As a rule of thumb, any diets that encourage not eating for long periods or cutting out entire food groups/large ranges of foods are a bad idea. I'll put this up front - I'm vegetarian and don't drink milk/limit milk products purely on ethical grounds. I'm sure I could improve my dietary quality by consuming both, but my priorities lie differently.
Basically just get it so that calories in = calories out. Save your high sugar foods for before and during performance - so you can have your cake and eat it (literally) so long as its a) before you do some exercise and b) still in your calories in = out. High intensity exercise is fuelled by sugar - so give yourself some! There rest of the time try and keep the sugar down as others have said. Sugar isn't the enemy, sugar AND inactivity are the enemy.

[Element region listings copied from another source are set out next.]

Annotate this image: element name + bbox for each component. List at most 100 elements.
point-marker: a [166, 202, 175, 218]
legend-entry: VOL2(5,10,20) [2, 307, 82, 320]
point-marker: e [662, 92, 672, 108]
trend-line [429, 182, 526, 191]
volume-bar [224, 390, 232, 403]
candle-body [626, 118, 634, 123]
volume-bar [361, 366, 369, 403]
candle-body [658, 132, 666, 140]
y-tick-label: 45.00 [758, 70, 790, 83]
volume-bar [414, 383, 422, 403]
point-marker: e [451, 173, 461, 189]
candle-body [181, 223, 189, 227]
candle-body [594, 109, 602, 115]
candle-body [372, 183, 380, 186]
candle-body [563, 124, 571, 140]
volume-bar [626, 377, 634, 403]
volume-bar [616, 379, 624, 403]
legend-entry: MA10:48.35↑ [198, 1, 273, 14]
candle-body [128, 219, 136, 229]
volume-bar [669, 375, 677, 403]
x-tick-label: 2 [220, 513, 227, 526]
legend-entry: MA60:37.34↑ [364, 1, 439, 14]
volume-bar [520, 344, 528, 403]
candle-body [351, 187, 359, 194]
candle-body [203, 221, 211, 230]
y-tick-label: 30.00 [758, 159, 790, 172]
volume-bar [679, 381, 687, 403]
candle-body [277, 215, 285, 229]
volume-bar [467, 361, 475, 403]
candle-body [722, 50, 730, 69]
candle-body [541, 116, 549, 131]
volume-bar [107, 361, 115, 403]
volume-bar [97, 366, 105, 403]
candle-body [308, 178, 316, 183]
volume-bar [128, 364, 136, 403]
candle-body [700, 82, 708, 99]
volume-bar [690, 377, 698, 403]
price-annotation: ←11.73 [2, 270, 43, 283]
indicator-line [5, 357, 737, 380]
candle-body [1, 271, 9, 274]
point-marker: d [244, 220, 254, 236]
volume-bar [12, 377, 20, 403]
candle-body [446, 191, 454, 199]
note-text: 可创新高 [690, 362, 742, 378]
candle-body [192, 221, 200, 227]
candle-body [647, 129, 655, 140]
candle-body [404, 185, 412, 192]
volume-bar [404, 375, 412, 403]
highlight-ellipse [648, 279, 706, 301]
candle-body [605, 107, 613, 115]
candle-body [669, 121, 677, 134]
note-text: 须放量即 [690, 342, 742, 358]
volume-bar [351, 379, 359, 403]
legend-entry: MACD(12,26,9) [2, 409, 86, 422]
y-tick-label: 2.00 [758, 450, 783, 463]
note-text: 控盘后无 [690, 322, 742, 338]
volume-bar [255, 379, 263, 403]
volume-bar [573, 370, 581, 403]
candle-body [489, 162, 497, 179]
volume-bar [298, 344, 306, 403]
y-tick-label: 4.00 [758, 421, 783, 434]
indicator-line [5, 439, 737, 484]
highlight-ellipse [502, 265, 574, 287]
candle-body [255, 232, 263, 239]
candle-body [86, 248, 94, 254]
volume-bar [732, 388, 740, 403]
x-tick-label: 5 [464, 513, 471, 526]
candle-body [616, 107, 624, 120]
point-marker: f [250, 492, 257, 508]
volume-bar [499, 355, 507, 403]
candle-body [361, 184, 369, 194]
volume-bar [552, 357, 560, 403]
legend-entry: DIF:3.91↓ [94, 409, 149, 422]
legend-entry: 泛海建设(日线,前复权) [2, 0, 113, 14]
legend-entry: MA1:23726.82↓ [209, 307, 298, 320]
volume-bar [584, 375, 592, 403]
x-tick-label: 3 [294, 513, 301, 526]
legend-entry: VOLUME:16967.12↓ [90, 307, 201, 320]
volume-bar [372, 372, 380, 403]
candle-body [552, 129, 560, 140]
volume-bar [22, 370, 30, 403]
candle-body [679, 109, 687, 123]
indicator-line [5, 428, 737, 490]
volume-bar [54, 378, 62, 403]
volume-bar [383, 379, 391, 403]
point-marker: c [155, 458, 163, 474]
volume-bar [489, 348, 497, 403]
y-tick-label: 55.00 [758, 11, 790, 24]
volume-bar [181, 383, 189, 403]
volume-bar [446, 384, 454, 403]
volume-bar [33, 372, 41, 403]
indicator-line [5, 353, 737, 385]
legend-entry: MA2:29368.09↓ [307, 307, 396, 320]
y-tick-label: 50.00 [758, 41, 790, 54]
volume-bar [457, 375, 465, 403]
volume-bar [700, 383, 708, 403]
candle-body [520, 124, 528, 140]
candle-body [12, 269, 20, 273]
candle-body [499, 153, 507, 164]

The other thing you'll want to help you perform is enough protein and spread out accordingly. Exercise causes damage you then "super compensate" from (i.e. your body repairs the damage then adds a bit extra) and you need to resources to do this with - protein. My understanding is that you want to get as much as possible, without it using up too much of your caloric budget. If you eat to excess it will a) pass straight through you or b) get used as a pretty inefficient energy source via gluconeogenesis (the liver converts it to sugar). Better to eat a good amount of carbs so that your body isn't do this IMO (as for performance, efficiency is king). To put some numbers on this my understanding is that you want to be shooting for 2g/kg/day for performance (note this is way above the governments recommendations). For someone who is about 75kg, this is 150g. This gets a little more complex in that you need to spread this out through the day (there is an absorption ceiling) in servings of 25-30g. I go for 5 rounds of 30 g myself - 3 meals and 2 snacks. Breakfast, Lunch, Afternoon Snack, Dinner (I eat quite late, 7:30-8ish as I prefer a big meal after training), and pre-bed Snack. For the pre-bed one I almost always just have a protein shake. Can always swap these around if the timings don't work, and there is easily scope for a second breakfast. If you're using a calorie counting app anyway you can keep track of your protein intake easily.
Fat I don't really worry about. I fiddle with the other too and it's just there.
Final thing that makes a difference for me is making sure I get enough iron, sodium and calcium. I'm vegetarian and don't drink milk so basically I supplement for iron and calcium with a decent multivitamin. Some on this thread will argue that the fact I need to do this means my diet is deficient, but I'd argue that the act of supplementation acknowledges I don't get these nutrients from other parts of my diet and I'm fixing it to make my diet non-deficient. Regarding sodium, I cook 99% of my food from scratch so it's pretty low in salt - I make an effort to add sodium and will often have an electrolyte tablet in my water or m are a DIY juice/water/salt mix when I train.
Re resources - the ClimbSci podcast is very interesting and easy to listen too (albeit long) which is run by a couple of chaps who focus on climbing specifically. More generally, I've found the Complete Guide to Sports Nutrition (Anita Bean) pretty good without trying to sell you any weird fad diets.